Resolving 4-D Nature of Magnetism with Depolarization and Faraday Tomography: Japanese SKA Cosmic Magnetism Science

TL;DR

This paper discusses how the upcoming Square Kilometre Array (SKA) will revolutionize our understanding of cosmic magnetic fields through advanced polarimetry techniques like depolarization and Faraday Tomography, enabling 4-D mapping of magnetism.

Contribution

The paper introduces the SKA-JP project focused on using depolarization and Faraday Tomography to explore the 4-D nature of cosmic magnetism across various astronomical objects.

Findings

SKA will provide unprecedented sensitivity for magnetic field studies.

Wideband polarimetry enables detailed sightline magnetic field analysis.

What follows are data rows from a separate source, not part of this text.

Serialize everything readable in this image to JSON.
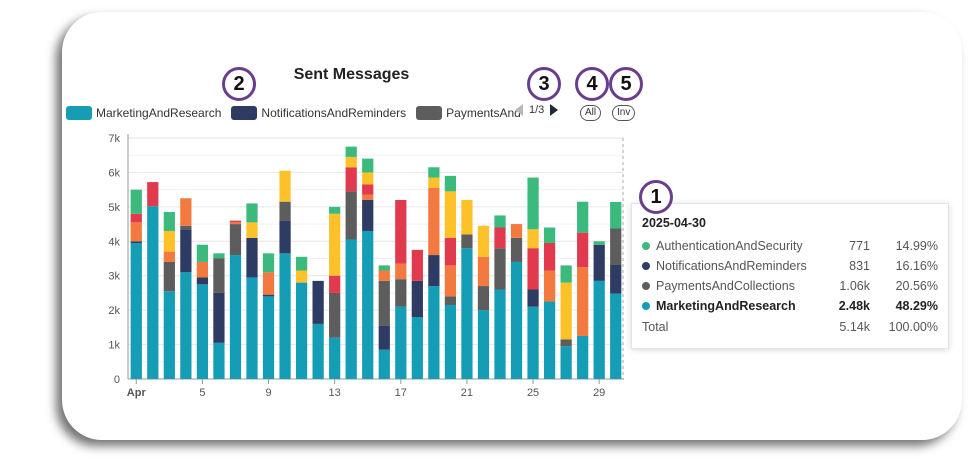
{
  "chart_data": {
    "type": "bar",
    "stacked": true,
    "title": "Sent Messages",
    "y_ticks": [
      "0",
      "1k",
      "2k",
      "3k",
      "4k",
      "5k",
      "6k",
      "7k"
    ],
    "ylim": [
      0,
      7000
    ],
    "x_tick_labels": [
      "Apr",
      "5",
      "9",
      "13",
      "17",
      "21",
      "25",
      "29"
    ],
    "x_tick_days": [
      1,
      5,
      9,
      13,
      17,
      21,
      25,
      29
    ],
    "days": [
      1,
      2,
      3,
      4,
      5,
      6,
      7,
      8,
      9,
      10,
      11,
      12,
      13,
      14,
      15,
      16,
      17,
      18,
      19,
      20,
      21,
      22,
      23,
      24,
      25,
      26,
      27,
      28,
      29,
      30
    ],
    "colors": {
      "MarketingAndResearch": "#159db5",
      "NotificationsAndReminders": "#2e3b63",
      "PaymentsAndCollections": "#5d5d5d",
      "Orange": "#f27a40",
      "Red": "#e13a4e",
      "Yellow": "#fdc12a",
      "AuthenticationAndSecurity": "#3cba7e"
    },
    "series": [
      {
        "name": "MarketingAndResearch",
        "values": [
          3950,
          5020,
          2550,
          3100,
          2750,
          1050,
          3600,
          2950,
          2400,
          3650,
          2800,
          1600,
          1200,
          4050,
          4300,
          850,
          2100,
          1800,
          2700,
          2150,
          3800,
          2000,
          2600,
          3400,
          2100,
          2250,
          950,
          1250,
          2850,
          2480
        ]
      },
      {
        "name": "NotificationsAndReminders",
        "values": [
          50,
          0,
          0,
          1250,
          200,
          1450,
          0,
          1150,
          50,
          950,
          0,
          1250,
          0,
          0,
          900,
          700,
          0,
          1050,
          900,
          0,
          0,
          0,
          0,
          0,
          500,
          0,
          0,
          0,
          1050,
          831
        ]
      },
      {
        "name": "PaymentsAndCollections",
        "values": [
          0,
          0,
          850,
          100,
          0,
          1000,
          900,
          0,
          0,
          550,
          0,
          0,
          1300,
          1400,
          0,
          1300,
          800,
          0,
          0,
          250,
          400,
          700,
          1200,
          700,
          0,
          0,
          200,
          0,
          0,
          1060
        ]
      },
      {
        "name": "Orange",
        "values": [
          550,
          0,
          300,
          800,
          450,
          0,
          50,
          0,
          650,
          0,
          0,
          0,
          0,
          0,
          150,
          300,
          450,
          0,
          1950,
          900,
          0,
          850,
          0,
          400,
          0,
          900,
          0,
          2000,
          0,
          0
        ]
      },
      {
        "name": "Red",
        "values": [
          250,
          700,
          0,
          0,
          0,
          0,
          50,
          0,
          0,
          0,
          0,
          0,
          500,
          700,
          300,
          0,
          1850,
          900,
          0,
          800,
          0,
          0,
          600,
          0,
          1200,
          800,
          0,
          1000,
          0,
          0
        ]
      },
      {
        "name": "Yellow",
        "values": [
          0,
          0,
          600,
          0,
          0,
          0,
          0,
          450,
          0,
          900,
          350,
          0,
          1800,
          300,
          350,
          0,
          0,
          0,
          300,
          1350,
          1000,
          900,
          0,
          0,
          550,
          0,
          1650,
          0,
          0,
          0
        ]
      },
      {
        "name": "AuthenticationAndSecurity",
        "values": [
          700,
          0,
          550,
          0,
          500,
          150,
          0,
          550,
          550,
          0,
          400,
          0,
          200,
          300,
          400,
          150,
          0,
          0,
          300,
          450,
          0,
          0,
          350,
          0,
          1500,
          450,
          500,
          900,
          100,
          771
        ]
      }
    ],
    "legend": [
      "MarketingAndResearch",
      "NotificationsAndReminders",
      "PaymentsAndAnd"
    ]
  },
  "legend_items": [
    {
      "label": "MarketingAndResearch",
      "color": "#159db5"
    },
    {
      "label": "NotificationsAndReminders",
      "color": "#2e3b63"
    },
    {
      "label": "PaymentsAnd",
      "color": "#5d5d5d"
    }
  ],
  "pager": {
    "text": "1/3"
  },
  "buttons": {
    "all": "All",
    "inv": "Inv"
  },
  "badges": [
    "1",
    "2",
    "3",
    "4",
    "5"
  ],
  "tooltip": {
    "date": "2025-04-30",
    "rows": [
      {
        "name": "AuthenticationAndSecurity",
        "value": "771",
        "pct": "14.99%",
        "color": "#3cba7e"
      },
      {
        "name": "NotificationsAndReminders",
        "value": "831",
        "pct": "16.16%",
        "color": "#2e3b63"
      },
      {
        "name": "PaymentsAndCollections",
        "value": "1.06k",
        "pct": "20.56%",
        "color": "#5d5d5d"
      },
      {
        "name": "MarketingAndResearch",
        "value": "2.48k",
        "pct": "48.29%",
        "color": "#159db5"
      }
    ],
    "total": {
      "name": "Total",
      "value": "5.14k",
      "pct": "100.00%"
    }
  }
}
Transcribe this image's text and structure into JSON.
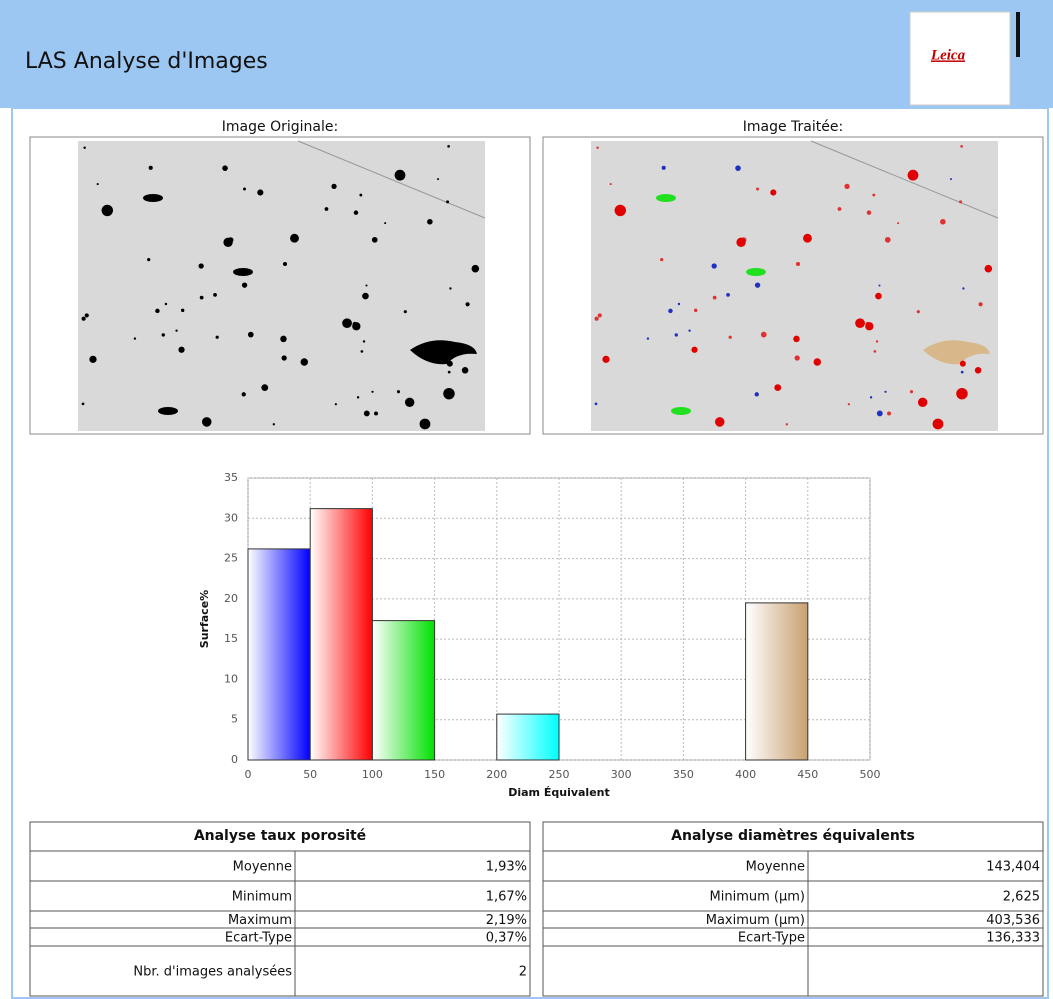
{
  "header": {
    "title": "LAS Analyse d'Images",
    "logo": "Leica"
  },
  "images": [
    {
      "label": "Image Originale:"
    },
    {
      "label": "Image Traitée:"
    }
  ],
  "chart_data": {
    "type": "histogram",
    "ylabel": "Surface%",
    "xlabel": "Diam Équivalent",
    "bars": [
      {
        "start": 0,
        "end": 50,
        "value": 26.2,
        "color": "#0000ff"
      },
      {
        "start": 50,
        "end": 100,
        "value": 31.2,
        "color": "#ff0000"
      },
      {
        "start": 100,
        "end": 150,
        "value": 17.3,
        "color": "#00e000"
      },
      {
        "start": 200,
        "end": 250,
        "value": 5.7,
        "color": "#00ffff"
      },
      {
        "start": 400,
        "end": 450,
        "value": 19.5,
        "color": "#c8a070"
      }
    ],
    "xlim": [
      0,
      500
    ],
    "ylim": [
      0,
      35
    ],
    "xticks": [
      0,
      50,
      100,
      150,
      200,
      250,
      300,
      350,
      400,
      450,
      500
    ],
    "yticks": [
      0,
      5,
      10,
      15,
      20,
      25,
      30,
      35
    ],
    "grid": true
  },
  "tables": [
    {
      "title": "Analyse taux porosité",
      "rows": [
        [
          "Moyenne",
          "1,93%"
        ],
        [
          "Minimum",
          "1,67%"
        ],
        [
          "Maximum",
          "2,19%"
        ],
        [
          "Ecart-Type",
          "0,37%"
        ],
        [
          "Nbr. d'images analysées",
          "2"
        ]
      ]
    },
    {
      "title": "Analyse diamètres équivalents",
      "rows": [
        [
          "Moyenne",
          "143,404"
        ],
        [
          "Minimum (µm)",
          "2,625"
        ],
        [
          "Maximum (µm)",
          "403,536"
        ],
        [
          "Ecart-Type",
          "136,333"
        ]
      ]
    }
  ]
}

The project includes ten scientific use cases for cosmic magnetism.

Abstract

Magnetic fields play essential roles in various astronomical objects. Radio astronomy has revealed that magnetic fields are ubiquitous in our Universe. However, the real origin and evolution of magnetic fields is poorly proven. In order to advance our knowledge of cosmic magnetism in coming decades, the Square Kilometre Array (SKA) should have supreme sensitivity than ever before, which provides numerous observation points in the cosmic space. Furthermore, the SKA should be designed to facilitate wideband polarimetry so as to allow us to examine sightline structures of magnetic fields by means of depolarization and Faraday Tomography. The SKA will be able to drive cosmic magnetism of the interstellar medium, the Milky Way, galaxies, AGN, galaxy clusters, and potentially the cosmic web which may preserve information of the primeval Universe. The Japan SKA Consortium (SKA-JP) Magnetism Science Working Group (SWG) proposes the project "Resolving 4-D Nature of Magnetism with Depolarization and Faraday Tomography", which contains ten scientific use cases.